I've noticed that lately I've consistently adopted this approach to working with code - I often do work twice.
The first time - I still don't fully understand where I'm going. There's sort of a general plan, but each next step is still fairly random and can change based on the results of previous ones. I might realize that the solution doesn't suit me. That there's a blocker somewhere down the line, due to which I needed to go a different way or in a different sequence of actions. That I did a volume of work that's now inconvenient to review and test. That I touched something unnecessary. That is, along the way you're working on a large number of loosely related subtasks, which are long and painful to deliver all at once. But until you do everything completely - you won't understand how to do it better.
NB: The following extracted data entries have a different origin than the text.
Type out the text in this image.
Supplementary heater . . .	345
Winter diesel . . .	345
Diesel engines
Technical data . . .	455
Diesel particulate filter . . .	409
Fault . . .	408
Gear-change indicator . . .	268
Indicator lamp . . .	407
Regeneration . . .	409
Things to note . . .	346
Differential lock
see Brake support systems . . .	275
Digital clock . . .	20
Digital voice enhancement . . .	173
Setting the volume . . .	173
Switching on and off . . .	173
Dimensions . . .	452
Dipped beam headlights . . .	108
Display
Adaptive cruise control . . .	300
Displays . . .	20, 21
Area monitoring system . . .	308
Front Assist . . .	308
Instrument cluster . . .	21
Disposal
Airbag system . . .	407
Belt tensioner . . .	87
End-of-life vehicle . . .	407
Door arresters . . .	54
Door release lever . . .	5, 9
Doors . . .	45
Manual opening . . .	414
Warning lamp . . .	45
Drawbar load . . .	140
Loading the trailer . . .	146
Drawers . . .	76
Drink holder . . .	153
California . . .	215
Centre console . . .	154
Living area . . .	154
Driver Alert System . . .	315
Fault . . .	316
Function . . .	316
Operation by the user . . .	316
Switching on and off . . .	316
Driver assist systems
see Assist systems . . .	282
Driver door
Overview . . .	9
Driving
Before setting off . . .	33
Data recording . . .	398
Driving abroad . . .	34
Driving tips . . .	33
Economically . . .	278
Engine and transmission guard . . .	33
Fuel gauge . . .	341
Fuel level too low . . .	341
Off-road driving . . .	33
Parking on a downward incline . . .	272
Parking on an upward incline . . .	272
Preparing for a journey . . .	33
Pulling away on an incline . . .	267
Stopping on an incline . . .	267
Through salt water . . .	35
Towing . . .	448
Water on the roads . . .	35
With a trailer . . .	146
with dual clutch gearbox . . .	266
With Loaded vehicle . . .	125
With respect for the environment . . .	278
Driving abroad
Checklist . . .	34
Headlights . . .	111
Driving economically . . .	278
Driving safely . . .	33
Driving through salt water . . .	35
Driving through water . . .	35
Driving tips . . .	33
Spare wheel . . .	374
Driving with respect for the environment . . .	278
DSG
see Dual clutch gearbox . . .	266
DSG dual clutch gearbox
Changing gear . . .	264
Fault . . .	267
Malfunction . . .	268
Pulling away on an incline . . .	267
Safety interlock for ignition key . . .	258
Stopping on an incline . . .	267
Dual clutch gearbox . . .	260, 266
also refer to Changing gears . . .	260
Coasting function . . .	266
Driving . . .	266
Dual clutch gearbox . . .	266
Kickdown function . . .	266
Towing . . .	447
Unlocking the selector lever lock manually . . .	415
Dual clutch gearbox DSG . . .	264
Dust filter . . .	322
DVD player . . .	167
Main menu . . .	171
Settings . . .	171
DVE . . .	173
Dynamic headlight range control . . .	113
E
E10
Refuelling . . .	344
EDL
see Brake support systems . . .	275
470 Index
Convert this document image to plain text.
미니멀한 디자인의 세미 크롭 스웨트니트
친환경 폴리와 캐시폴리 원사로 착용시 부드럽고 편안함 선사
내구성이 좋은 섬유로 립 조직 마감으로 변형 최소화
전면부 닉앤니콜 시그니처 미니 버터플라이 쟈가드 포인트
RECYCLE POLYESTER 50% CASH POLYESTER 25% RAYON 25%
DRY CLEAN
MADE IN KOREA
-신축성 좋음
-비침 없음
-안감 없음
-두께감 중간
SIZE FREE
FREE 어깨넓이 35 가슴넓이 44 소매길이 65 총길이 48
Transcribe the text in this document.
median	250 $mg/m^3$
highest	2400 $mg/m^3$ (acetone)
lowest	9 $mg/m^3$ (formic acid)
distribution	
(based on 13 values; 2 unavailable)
The second time - already after doing everything, but with the height of experience gained in the process of completing the task, you simply do everything the same again. This time you properly decompose, don't do unnecessary things, break it into sequential commits or even into parallel merge requests. And it turns out, suddenly, well. Much better than the first time. And you spent some percentage of the time that the first attempt took.
And developers complain when you ask them to split a merge request with 50k lines (exaggerating) into several more atomic and sequential ones. It's understandable that this shouldn't happen in principle, but who hasn't had it? You often encounter a lack of understanding that a large volume of interconnected work is much harder to bring to production than the same thing in short iterations. Like "well, we already spent time doing all this", "just need to test it now and we can merge", "what, do I have to redo everything?". Yes. The cost of code review, the cost of testing, the cost of fixes based on code review and testing results grows much more from the volume of work being digested than the cost we'll pay now for your second pass.
And here's the question. Is it just that my tasks are all experimental like this, which can't be planned in advance? Have I unlearned how to plan? Or never knew how? Or maybe I'm wasting time? Or am I actually doing great and everyone has been doing this for a long time, but I only understood it now?